At the moment, Lewis Altfest, the head of Altfest Personal Wealth Management, a fee-only financial management firm based in New York, is reasonably sanguine about the prospect of inflation.

Despite the media hype about the soaring levels of government borrowing, “Right now government debt is at 70% of GDP,” he notes. And while he allows that that’s a substantial rise, Altfest doesn’t believe it’s reached the tipping point. “Seventy percent--that’s not so terrible!” he declares.

By way of comparison, Altfest points to Japan, whose national debt has soared to 200% of GDP. He also cites a report from the “smart, impartial people” of the Congressional Budget Office, which calculates that the level of U.S. debt will remain at its current level relative to GDP for the next ten years. “So we’re not in such bad shape,” he concludes.

Altfest also allows that a little inflation wouldn’t be such a bad thing: “If inflation goes up, government debt goes down and the countries we owe money to would be the losers,” he observes. “The U.S. would do better—real estate and other assets would go up.”

But then he acknowledges that “The U.S. dollar is like being the croupier at a casino: Everybody plays and we take something off the top. We haven’t taken a lot—so nobody’s been complaining too loudly, but if the dollar starts to go down that could change things and people will stop playing with us.”

A falling dollar would cause foreigners to stop investing in the U.S. and to stop buying our debt. That would drive up prices and interest rates, leading to an inflationary feedback cycle.

What could cause the dollar to fall and inflation to rise? Altfest says planners should keep their eyes on three potential triggers:

  • Potential bubbles and the degree of market speculation that’s taking place, since this is inflation reflected in terms of investible assets as opposed to the overall economy.
  • The unemployment rate and the level of factory capacity; if the economy is moving and inflation is under 6% —then it’s time to crank up the inflation watch.
  • The direction taken by the Fed; if the Fed were to step up its easy money policies—then this would be a major red flag.

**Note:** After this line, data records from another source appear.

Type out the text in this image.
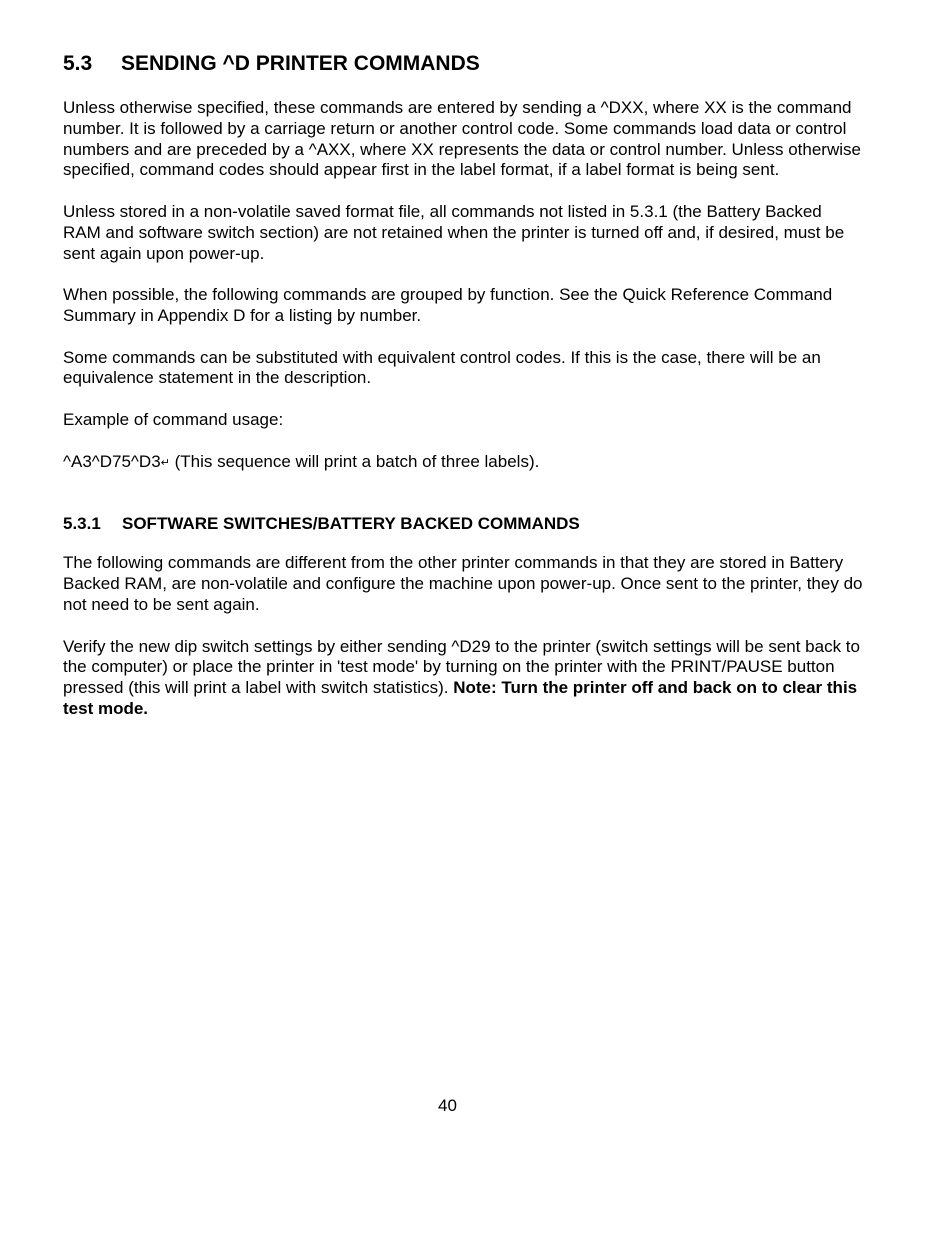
5.3 SENDING ^D PRINTER COMMANDS

Unless otherwise specified, these commands are entered by sending a ^DXX, where XX is the command number. It is followed by a carriage return or another control code. Some commands load data or control numbers and are preceded by a ^AXX, where XX represents the data or control number. Unless otherwise specified, command codes should appear first in the label format, if a label format is being sent.

Unless stored in a non-volatile saved format file, all commands not listed in 5.3.1 (the Battery Backed RAM and software switch section) are not retained when the printer is turned off and, if desired, must be sent again upon power-up.

When possible, the following commands are grouped by function. See the Quick Reference Command Summary in Appendix D for a listing by number.

Some commands can be substituted with equivalent control codes. If this is the case, there will be an equivalence statement in the description.

Example of command usage:

^A3^D75^D3↵ (This sequence will print a batch of three labels).

5.3.1 SOFTWARE SWITCHES/BATTERY BACKED COMMANDS

The following commands are different from the other printer commands in that they are stored in Battery Backed RAM, are non-volatile and configure the machine upon power-up. Once sent to the printer, they do not need to be sent again.

Verify the new dip switch settings by either sending ^D29 to the printer (switch settings will be sent back to the computer) or place the printer in 'test mode' by turning on the printer with the PRINT/PAUSE button pressed (this will print a label with switch statistics). Note: Turn the printer off and back on to clear this test mode.

40
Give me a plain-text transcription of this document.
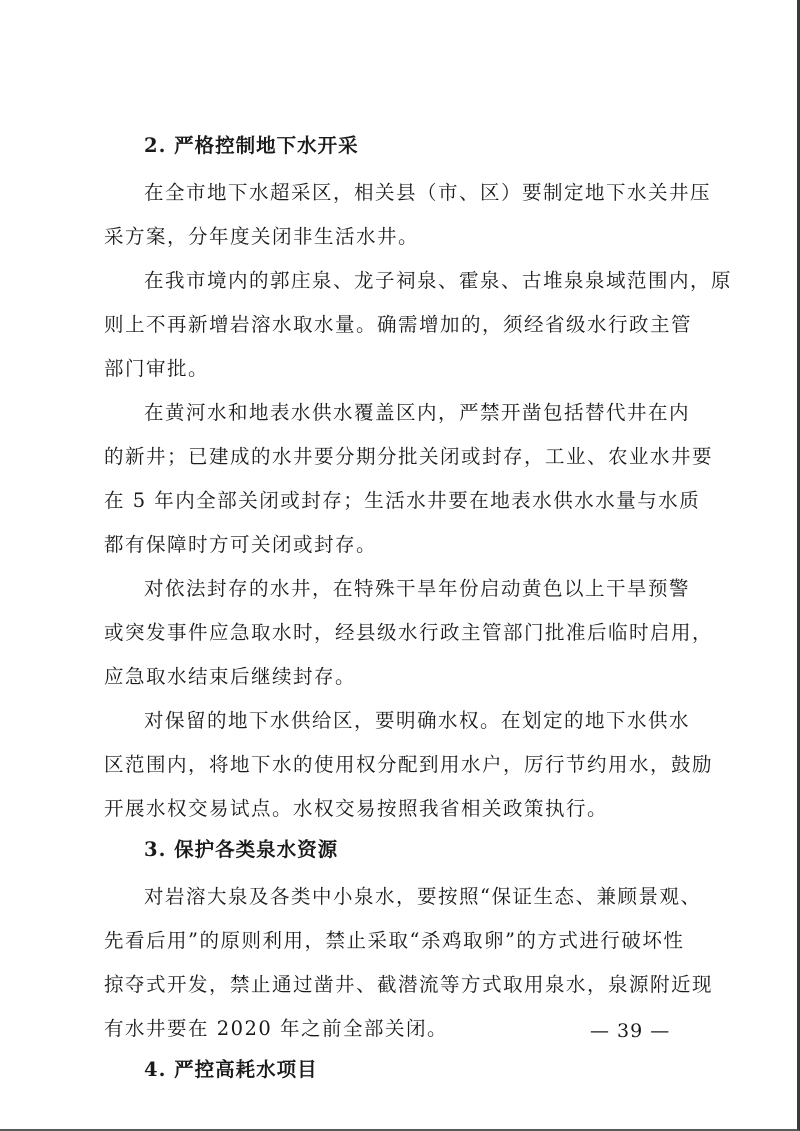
2. 严格控制地下水开采

在全市地下水超采区，相关县（市、区）要制定地下水关井压
采方案，分年度关闭非生活水井。

在我市境内的郭庄泉、龙子祠泉、霍泉、古堆泉泉域范围内，原
则上不再新增岩溶水取水量。确需增加的，须经省级水行政主管
部门审批。

在黄河水和地表水供水覆盖区内，严禁开凿包括替代井在内
的新井；已建成的水井要分期分批关闭或封存，工业、农业水井要
在 5 年内全部关闭或封存；生活水井要在地表水供水水量与水质
都有保障时方可关闭或封存。

对依法封存的水井，在特殊干旱年份启动黄色以上干旱预警
或突发事件应急取水时，经县级水行政主管部门批准后临时启用，
应急取水结束后继续封存。

对保留的地下水供给区，要明确水权。在划定的地下水供水
区范围内，将地下水的使用权分配到用水户，厉行节约用水，鼓励
开展水权交易试点。水权交易按照我省相关政策执行。

3. 保护各类泉水资源

对岩溶大泉及各类中小泉水，要按照“保证生态、兼顾景观、
先看后用”的原则利用，禁止采取“杀鸡取卵”的方式进行破坏性
掠夺式开发，禁止通过凿井、截潜流等方式取用泉水，泉源附近现
有水井要在 2020 年之前全部关闭。

4. 严控高耗水项目

— 39 —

As for right now, Altfest says that “If you can find a good investment that’s also a hedge against inflation—that’s like having your cake and eating it too.” He doesn’t put inflation-indexed bonds in this category, since their yields are so low; they will only pay off if inflation takes off.
He thinks real estate, however, could be a good move, since prices are still on the low side and will go up with inflation. So, for example, if your client bought a second house in his neighborhood, “as long as he can make a little money renting it out for the time being, that would be a very good investment.”